Moonlight (Friday, CBS) - I liked this show better when it was called Angel.

That's the lot. Nothing much new, but some potential here and there. What I'm really waiting for is midseason, to see how badly FOX screws up The Sarah Connor Chronicles. Oh, I anticipate a train wreck of apocalyptic proportions, I do. Make me a liar, Fish!

~CKL

Saturday, July 07, 2007

And speaking of food...

We saw Ratatouille tonight, and it did not disappoint. D didn't enjoy it quite as much as I did, because--in her words--"It's a rat!" Which I found amusing, because she and the protagonist rodent both enjoy heightened olfactory senses. She can often identify the ingredients in a dish by taste, and she can distinguish Coca-Cola from Pepsi by smell. I'm not even kidding here.

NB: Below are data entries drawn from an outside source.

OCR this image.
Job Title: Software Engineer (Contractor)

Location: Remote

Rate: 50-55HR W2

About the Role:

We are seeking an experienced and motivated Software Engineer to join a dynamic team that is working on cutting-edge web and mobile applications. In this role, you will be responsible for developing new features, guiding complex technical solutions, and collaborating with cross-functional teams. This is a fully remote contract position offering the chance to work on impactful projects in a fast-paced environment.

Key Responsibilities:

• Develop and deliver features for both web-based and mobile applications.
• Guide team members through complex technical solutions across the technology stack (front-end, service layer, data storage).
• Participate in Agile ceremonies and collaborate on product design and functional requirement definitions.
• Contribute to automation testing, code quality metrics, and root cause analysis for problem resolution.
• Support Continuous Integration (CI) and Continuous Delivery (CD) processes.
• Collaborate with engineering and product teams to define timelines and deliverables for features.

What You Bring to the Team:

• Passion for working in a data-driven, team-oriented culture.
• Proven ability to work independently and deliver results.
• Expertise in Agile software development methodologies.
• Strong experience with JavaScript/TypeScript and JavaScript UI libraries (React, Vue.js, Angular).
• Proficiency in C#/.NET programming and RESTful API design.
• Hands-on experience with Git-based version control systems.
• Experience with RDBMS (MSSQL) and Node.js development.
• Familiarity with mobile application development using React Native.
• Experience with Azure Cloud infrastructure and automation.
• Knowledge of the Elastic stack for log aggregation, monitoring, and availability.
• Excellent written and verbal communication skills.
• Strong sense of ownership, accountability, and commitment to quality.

Anyway, Brad Bird is becoming one of my favorite writer/directors (as the French might say, an auteur). I didn't think The Iron Giant was all that great, but that was based on Ted Hughes' book anyway; The Incredibles and Ratatouille are masterpieces. Granted, both of those films were produced by the Disney/Pixar juggernaut, but that dedication to story and character is sorely lacking in most movies.

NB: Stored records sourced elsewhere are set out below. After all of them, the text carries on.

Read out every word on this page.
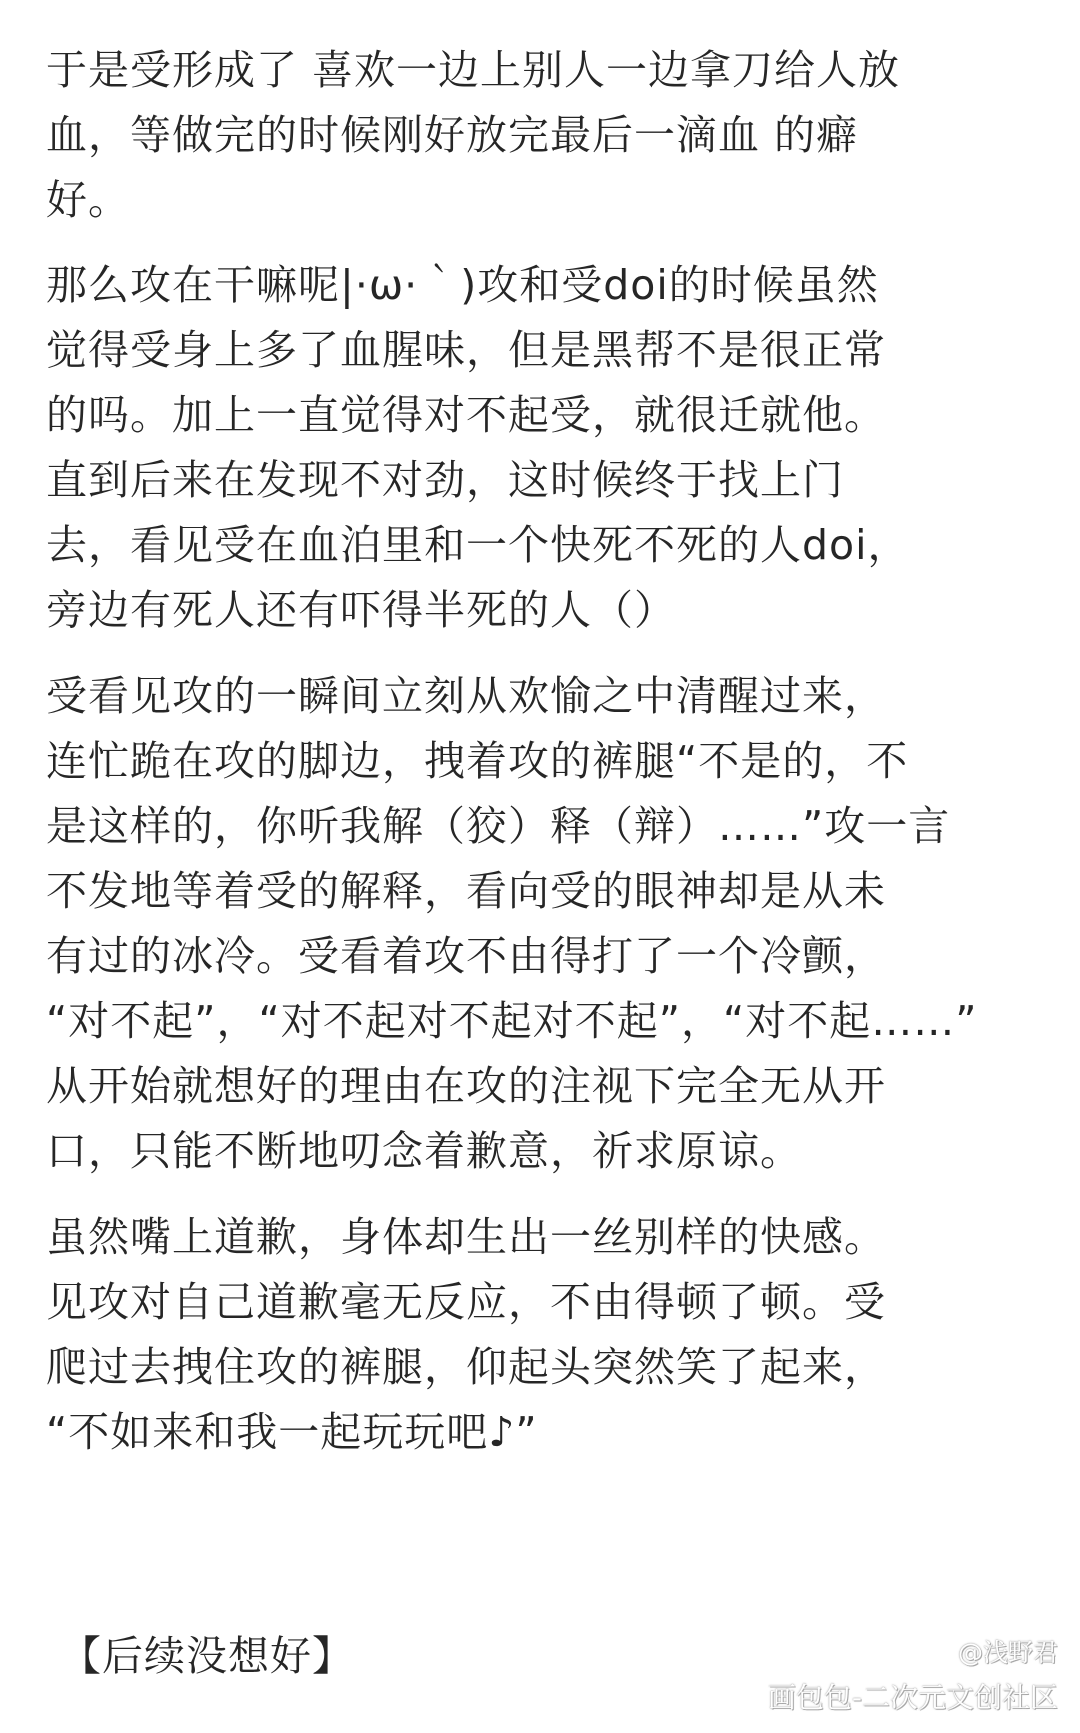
于是受形成了 喜欢一边上别人一边拿刀给人放
血，等做完的时候刚好放完最后一滴血 的癖
好。

那么攻在干嘛呢|·ω·｀)攻和受doi的时候虽然
觉得受身上多了血腥味，但是黑帮不是很正常
的吗。加上一直觉得对不起受，就很迁就他。
直到后来在发现不对劲，这时候终于找上门
去，看见受在血泊里和一个快死不死的人doi，
旁边有死人还有吓得半死的人（）

受看见攻的一瞬间立刻从欢愉之中清醒过来，
连忙跪在攻的脚边，拽着攻的裤腿“不是的，不
是这样的，你听我解（狡）释（辩）……”攻一言
不发地等着受的解释，看向受的眼神却是从未
有过的冰冷。受看着攻不由得打了一个冷颤，
“对不起”，“对不起对不起对不起”，“对不起……”
从开始就想好的理由在攻的注视下完全无从开
口，只能不断地叨念着歉意，祈求原谅。

虽然嘴上道歉，身体却生出一丝别样的快感。
见攻对自己道歉毫无反应，不由得顿了顿。受
爬过去拽住攻的裤腿，仰起头突然笑了起来，
“不如来和我一起玩玩吧♪”

【后续没想好】	@浅野君
画包包-二次元文创社区
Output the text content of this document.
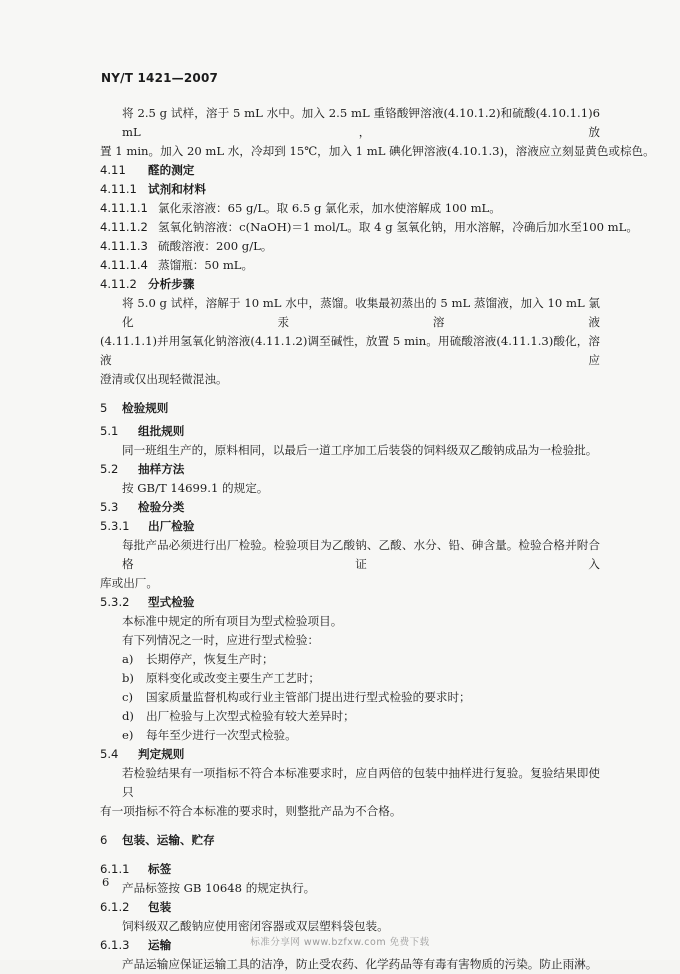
NY/T 1421—2007
将 2.5 g 试样，溶于 5 mL 水中。加入 2.5 mL 重铬酸钾溶液(4.10.1.2)和硫酸(4.10.1.1)6 mL，放
置 1 min。加入 20 mL 水，冷却到 15℃，加入 1 mL 碘化钾溶液(4.10.1.3)，溶液应立刻显黄色或棕色。
4.11 醛的测定
4.11.1 试剂和材料
4.11.1.1 氯化汞溶液：65 g/L。取 6.5 g 氯化汞，加水使溶解成 100 mL。
4.11.1.2 氢氧化钠溶液：c(NaOH)＝1 mol/L。取 4 g 氢氧化钠，用水溶解，冷确后加水至100 mL。
4.11.1.3 硫酸溶液：200 g/L。
4.11.1.4 蒸馏瓶：50 mL。
4.11.2 分析步骤
将 5.0 g 试样，溶解于 10 mL 水中，蒸馏。收集最初蒸出的 5 mL 蒸馏液，加入 10 mL 氯化汞溶液
(4.11.1.1)并用氢氧化钠溶液(4.11.1.2)调至碱性，放置 5 min。用硫酸溶液(4.11.1.3)酸化，溶液应
澄清或仅出现轻微混浊。
5 检验规则
5.1 组批规则
同一班组生产的，原料相同，以最后一道工序加工后装袋的饲料级双乙酸钠成品为一检验批。
5.2 抽样方法
按 GB/T 14699.1 的规定。
5.3 检验分类
5.3.1 出厂检验
每批产品必须进行出厂检验。检验项目为乙酸钠、乙酸、水分、铅、砷含量。检验合格并附合格证入
库或出厂。
5.3.2 型式检验
本标准中规定的所有项目为型式检验项目。
有下列情况之一时，应进行型式检验：
a) 长期停产，恢复生产时；
b) 原料变化或改变主要生产工艺时；
c) 国家质量监督机构或行业主管部门提出进行型式检验的要求时；
d) 出厂检验与上次型式检验有较大差异时；
e) 每年至少进行一次型式检验。
5.4 判定规则
若检验结果有一项指标不符合本标准要求时，应自两倍的包装中抽样进行复验。复验结果即使只
有一项指标不符合本标准的要求时，则整批产品为不合格。
6 包装、运输、贮存
6.1.1 标签
产品标签按 GB 10648 的规定执行。
6.1.2 包装
饲料级双乙酸钠应使用密闭容器或双层塑料袋包装。
6.1.3 运输
产品运输应保证运输工具的洁净，防止受农药、化学药品等有毒有害物质的污染。防止雨淋。
6
标准分享网 www.bzfxw.com 免费下载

I wonder how (and what) Bird might do at another studio. The sad truth is, animated features still exist in a Hollywood ghetto, even though live-action films are using more and more computer animated visual effects. Consider: there were only one or two physical robot models built for Transformers, the horribly unnecessary Underdog is the demon spawn of Babe's talking animals, and just about everything in the last three Star Wars movies was (wait for it) animated. Except for the acting. (Zing!)

On that note, I also enjoyed the retro logo at the end of Ratatouille's credits proclaiming that the movie was made using "100% Genuine Animation! No motion capture or any other performance shortcuts were used in the production of this film." That's how it should be. Yeah, I'm looking at you, Robert "cast of Tron doing bad Shakespeare" Zemeckis! I'm talking to you!

North Carolina

We're just here for the food.



Okay, not really. In addition to getting a little South for our mouths, D and I also puttered around downtown Raleigh today, checking out the capitol building and then ducking inside the Museum of Natural Sciences to escape the heat, where we saw our first-ever live sloth, up close and personal.

Later, we drove out to the Joel Lane House and Mordecai Park to get our history on. It was a little odd to hear our tour guides talk so matter-of-factly about how many slaves the colonial homesteaders owned, but considering all the memorials dedicated to Confederate dead at the state capitol, I guess people around here just learn to live with it.

Tomorrow: Temples, Tombs, and maybe some pomegranate wine.

Wednesday, July 04, 2007

Transformers: Spectacularly Okay

That's my two-word review, as requested by D when I came home from the movie on Tuesday.

My biggest complaint (minor spoilers): Did anyone else notice that the final shot was set in virtually the same location as the infamous "animal crackers" scene from Armageddon? And that the Autobots-hiding-in-the-yard scene was ripped off from Bad Boys? I mean, I knew Michael Bay had a limited repertoire, but when he starts repeating himself exactly... not a good sign for Transformers 2.

Otherwise, for a toy commercial conflated with GM ads and USAF recruiting posters, it was appropriately spectacular, but in toto just okay. One of my co-workers described it as "Independence Day with giant robots," and he wasn't referring to the release date. It's a fair comparison. Scattered storyline; sound-and-fury technobabble; lots of supporting roles, many of which characters never amount to anything real... but Shia's fine, Turturro's always good for comic relief, and Peter Cullen is Optimus Prime.

The special effects are damn good, but movies do not transcend genre by FX alone. The comedy was just this side of camp, but it worked. And there were some nice, comic book-y touches, which I suspect were thanks to original screenwriter and geek icon John Rogers. RepreZent, brutha.